Mrs. Perrigord's husband, who now seemed to despair of getting back to the serious business of sitting on literary hats, interposed:
"Most refreshing, Miss Glenn. Most refreshing. Ha-ha! I like the outspoken views, the free and untrammelled straightforwardness of our youth to-day, which is not by ancient prejudice cabined, cribbed, and confined… " At this point, Mrs. Perrigord looked as though, if she were not by ancient prejudice cabined, cribbed, and confined, she would up and dot him one with a plate of kippers. "I— in short, I like it. But you must not mind my wife. Ha-ha!"
"Oh?" said Mrs. Perrigord.
"Come, come, Cynthia. Jeunesse, jeunesse. A trifle of exuberant 'seizing the moment,' so to speak. Remember what D. H. Lawrence said to James Joyce. Ha-ha-ha!"
"My deah Leslie," said Mrs. Perrigord coldly, "Babylonian orgies and revels of Ishtar a la Pierre Louys are oil very well in books. But if it is to youah aesthetic taste to have these rites peahfoahmed oil ovah the deck of a respectable linah undah youah window at 2 a.m., I must say I caon't agree. And I must insist on explaining to this young lady that muh relations with the cabin steward were — ah— puahly those of business—"
"Coo!" said Peggy.
"— and were confined," went on Mrs. Perrigord, in a louder voice, "to ringing the bell, unbolting the doah, and asking him whethah (as my husband will inform you) something could be done to stop the noise. I can assuah you that I slept no moah oil night."
Mr. Perrigord said mildly that you had got to remember what James Joyce said to D. H. Lawrence. Morgan felt that he had better do something to culminate this exchange of dirty digs before it reached the hair-pulling stage. All the same, he was aghast. The emerald had to be somewhere.

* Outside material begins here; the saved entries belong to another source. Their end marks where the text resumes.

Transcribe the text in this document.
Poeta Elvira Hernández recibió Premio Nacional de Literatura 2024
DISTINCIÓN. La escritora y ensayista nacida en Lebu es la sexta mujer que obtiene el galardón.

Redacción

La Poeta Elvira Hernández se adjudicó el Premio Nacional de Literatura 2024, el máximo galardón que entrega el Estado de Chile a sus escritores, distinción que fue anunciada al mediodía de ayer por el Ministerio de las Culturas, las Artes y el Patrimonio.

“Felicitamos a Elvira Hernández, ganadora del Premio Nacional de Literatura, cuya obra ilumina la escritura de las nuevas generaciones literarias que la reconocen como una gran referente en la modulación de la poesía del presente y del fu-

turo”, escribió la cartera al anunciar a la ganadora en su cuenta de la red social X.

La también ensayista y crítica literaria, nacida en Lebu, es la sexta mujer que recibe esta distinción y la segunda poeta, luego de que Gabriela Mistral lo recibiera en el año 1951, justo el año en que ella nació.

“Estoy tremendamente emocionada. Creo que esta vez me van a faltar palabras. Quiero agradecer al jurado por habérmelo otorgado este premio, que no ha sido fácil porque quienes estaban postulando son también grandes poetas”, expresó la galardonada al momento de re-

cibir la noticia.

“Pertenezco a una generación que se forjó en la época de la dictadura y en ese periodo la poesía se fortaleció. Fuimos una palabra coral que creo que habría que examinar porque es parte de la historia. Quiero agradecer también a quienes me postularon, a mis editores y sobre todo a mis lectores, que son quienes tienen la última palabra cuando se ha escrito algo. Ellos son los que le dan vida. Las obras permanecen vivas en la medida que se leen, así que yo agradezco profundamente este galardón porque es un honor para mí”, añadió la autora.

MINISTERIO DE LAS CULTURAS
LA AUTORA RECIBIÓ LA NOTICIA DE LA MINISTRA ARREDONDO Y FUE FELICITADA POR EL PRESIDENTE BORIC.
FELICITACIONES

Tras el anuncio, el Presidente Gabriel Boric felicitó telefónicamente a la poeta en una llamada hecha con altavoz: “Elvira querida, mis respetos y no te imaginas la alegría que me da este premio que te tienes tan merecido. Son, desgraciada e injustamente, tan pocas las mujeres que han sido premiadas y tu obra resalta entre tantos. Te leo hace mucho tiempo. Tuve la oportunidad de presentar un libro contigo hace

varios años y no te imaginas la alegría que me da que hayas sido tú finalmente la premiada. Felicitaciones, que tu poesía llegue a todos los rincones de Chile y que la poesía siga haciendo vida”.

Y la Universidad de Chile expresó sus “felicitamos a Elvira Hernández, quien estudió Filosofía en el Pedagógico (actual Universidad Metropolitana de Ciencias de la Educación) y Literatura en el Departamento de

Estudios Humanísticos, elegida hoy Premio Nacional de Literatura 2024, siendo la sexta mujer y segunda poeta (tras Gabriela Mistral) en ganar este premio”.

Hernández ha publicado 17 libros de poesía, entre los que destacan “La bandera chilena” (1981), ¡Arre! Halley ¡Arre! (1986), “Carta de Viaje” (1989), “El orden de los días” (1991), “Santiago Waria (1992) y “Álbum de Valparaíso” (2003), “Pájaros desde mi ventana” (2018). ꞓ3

He held no brief for either Lord Sturton or Captain Whistler, but the fact remained that they had pinched a fifty-thousand-pound jewel and thrown it through the porthole of one of those two cabins. If the emerald had somehow incredibly vanished, it meant the vanishing of Sturton's money and probably Whistler's official head. Something was wrong. Kyle said it wasn't in his cabin, and there was testimony to prove the Barber could not have lifted it from there. On the other hand, the Perrigords were awake; noticed the row; would certainly have noticed anything thrown in, and certainly could not have missed it this morning. His bewilderment grew, and he desperately sought for a new lead…
So Morgan assumed his most winning smile (although he felt it stretch like a hideous mask) and spoke flattering, soothing, cajoling words to Mrs. Perrigord. She was not at all bad-looking, by the way; and he went to work with gusto. While Warren stared at him, he sympathised with her and apologised angrily for the behaviour of whatever disgusting revellers had disturbed her sleep. He intimated that, no matter what might have been the conversation between those two notorious old rips James Joyce and D. H. Lawrence, it had been in very bad taste.